In less than three years, Wave Money has been the go-to service for workers in Yangon and other urban areas who regularly send money to families in the countryside.

People in advanced economies awash with mobile banking services have little in common with people in Myanmar, where only three in 10 people in a country of 53 million have bank accounts.

Wave Money has neatly sidestepped this challenge, creating a nationwide network of 45,000 agents who quickly and safely handle remittances. This far outnumbers bank branches and ATMs, making it a kind of de facto financial institution for the majority of the population.

Typically, money is sent from urban to rural areas of the country, whose gross domestic product hovers around $1,300.

Financial disclosures by Yoma Strategic Holdings, the Singapore-listed joint venture partner, show that in 2018 money transfers in Myanmar rose 15.3% monthly and 4.6 times year on year.
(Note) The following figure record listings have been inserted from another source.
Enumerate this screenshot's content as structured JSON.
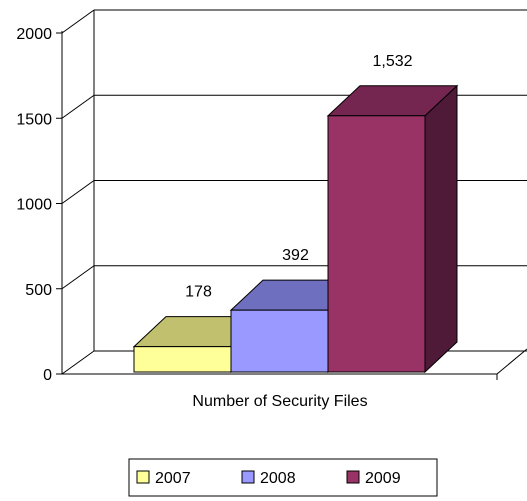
{
  "chart_data": {
    "type": "bar",
    "categories": [
      "Number of Security Files"
    ],
    "series": [
      {
        "name": "2007",
        "values": [
          178
        ],
        "label": "178",
        "color": "#FFFF99",
        "top_color": "#C0C06E",
        "side_color": "#9A9A4C"
      },
      {
        "name": "2008",
        "values": [
          392
        ],
        "label": "392",
        "color": "#9999FF",
        "top_color": "#6F6FC0",
        "side_color": "#4E4E9A"
      },
      {
        "name": "2009",
        "values": [
          1532
        ],
        "label": "1,532",
        "color": "#993366",
        "top_color": "#742650",
        "side_color": "#4F1A37"
      }
    ],
    "ylim": [
      0,
      2000
    ],
    "yticks": [
      "0",
      "500",
      "1000",
      "1500",
      "2000"
    ],
    "ytick_values": [
      0,
      500,
      1000,
      1500,
      2000
    ],
    "grid": true,
    "legend_position": "bottom",
    "xlabel": "Number of Security Files",
    "title": "",
    "ylabel": ""
  }
}
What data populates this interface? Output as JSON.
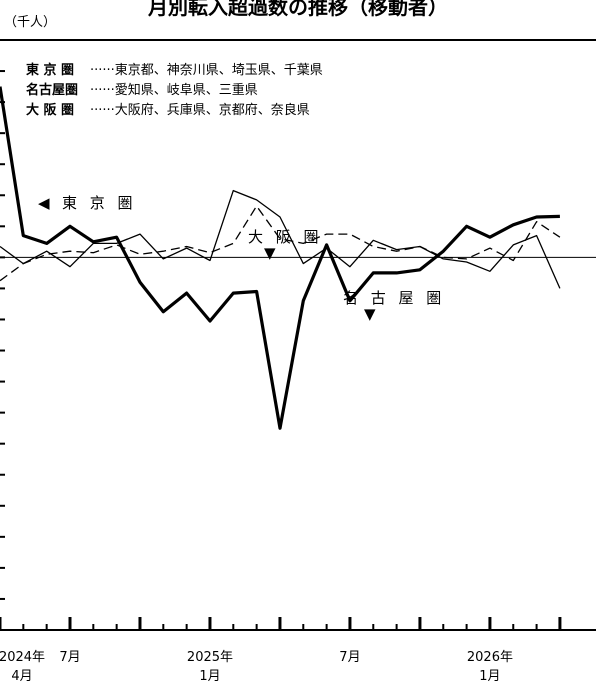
{
  "chart_data": {
    "type": "line",
    "title": "月別転入超過数の推移（移動者）",
    "unit_label": "（千人）",
    "x_labels": [
      {
        "index": 0,
        "line1": "2024年",
        "line2": "4月"
      },
      {
        "index": 3,
        "line1": "7月",
        "line2": ""
      },
      {
        "index": 9,
        "line1": "2025年",
        "line2": "1月"
      },
      {
        "index": 15,
        "line1": "7月",
        "line2": ""
      },
      {
        "index": 21,
        "line1": "2026年",
        "line2": "1月"
      }
    ],
    "ylim": [
      -12,
      7
    ],
    "gridlines": false,
    "legend": [
      {
        "key": "東 京 圏",
        "text": "······東京都、神奈川県、埼玉県、千葉県"
      },
      {
        "key": "名古屋圏",
        "text": "······愛知県、岐阜県、三重県"
      },
      {
        "key": "大 阪 圏",
        "text": "······大阪府、兵庫県、京都府、奈良県"
      }
    ],
    "series": [
      {
        "name": "東 京 圏",
        "marker": "◀",
        "style": "bold",
        "values": [
          5.5,
          0.7,
          0.45,
          1.0,
          0.5,
          0.65,
          -0.8,
          -1.75,
          -1.15,
          -2.05,
          -1.15,
          -1.1,
          -5.5,
          -1.4,
          0.4,
          -1.4,
          -0.5,
          -0.5,
          -0.4,
          0.2,
          1.0,
          0.65,
          1.05,
          1.3,
          1.32
        ]
      },
      {
        "name": "大 阪 圏",
        "marker": "▼",
        "style": "dashed",
        "values": [
          -0.75,
          -0.2,
          0.1,
          0.2,
          0.15,
          0.4,
          0.1,
          0.2,
          0.35,
          0.15,
          0.45,
          1.65,
          0.6,
          0.45,
          0.75,
          0.75,
          0.35,
          0.2,
          0.35,
          0.0,
          -0.05,
          0.3,
          -0.1,
          1.15,
          0.65
        ]
      },
      {
        "name": "名 古 屋 圏",
        "marker": "▼",
        "style": "thin",
        "values": [
          0.35,
          -0.2,
          0.2,
          -0.3,
          0.45,
          0.45,
          0.75,
          -0.05,
          0.3,
          -0.1,
          2.15,
          1.85,
          1.3,
          -0.2,
          0.3,
          -0.3,
          0.55,
          0.25,
          0.35,
          -0.05,
          -0.15,
          -0.45,
          0.4,
          0.7,
          -1.0
        ]
      }
    ]
  }
}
Based on this, the Nikkei Asian Review estimates that remittances via Wave Money totaled 430 billion kyat in March 2019.

Remittances are handled by Wave Money agents, identified by the company’s distinct signage. Many run grocery stores or other small shops. People sending money inform the agent of the name and telephone number of the recipient then hand over the cash. The agent completes the transaction on a mobile device, after which the sender and recipient receive confirmation via a text message, which includes a transaction number used to claim the cash.

Users do not need a Wave Money account, just proper personal identification.

Surveys by Wave Money indicate that the percentage of people abandoning traditional ways to remit money — be it personally, through friends or via bus companies — has fallen by two-thirds in the three years until March 2019. In contrast, the percentage who use mobile financial services has exploded to 80% from just 0.8% during the same period.

Until about three years ago, bus companies were the primary conduit for factory workers in cities who wanted to send money to families or small business owners settling payments.

This entailed bringing cash to a bus company where it was put into a tightly sealed envelope bearing the name and contact address of the recipient. The bus company would take a commission of around 5%. The recipient would then wait for the bus to arrive to receive the money.

Remittance by bus is still available, but few people now use it.

Phyo Phyo, a baggage handler working in central Yangon for long-distance buses, knows firsthand the change. She used to accept 50 to 100 remittance requests a day to stops along bus routes all over the country. But things have changed. “There are no customers sending cash to other cities by bus anymore, because everybody uses Wave Money,” she said.

CEO Jones agrees. “It has become a very mature product in a very short period in Myanmar,” he told people at ‘4th Emerging Asia Banking & FinTech Summit’ held in Yangon in June.

Other banks and mobile phone operators in Myanmar are rolling out their own digital remittance services, but Wave Money’s dominance seems fairly secure, at least for now. “It’s not an easy business, especially managing the agents,” Jones said.

Wave Money plans to add services to become a more comprehensive financial platform. Last November, in collaboration with Yoma Bank, it started extending loans to its agents. The two are also planning to let Yoma Bank customers withdraw and deposit money at Wave Money agents, greatly lessening the need for separate bank branches.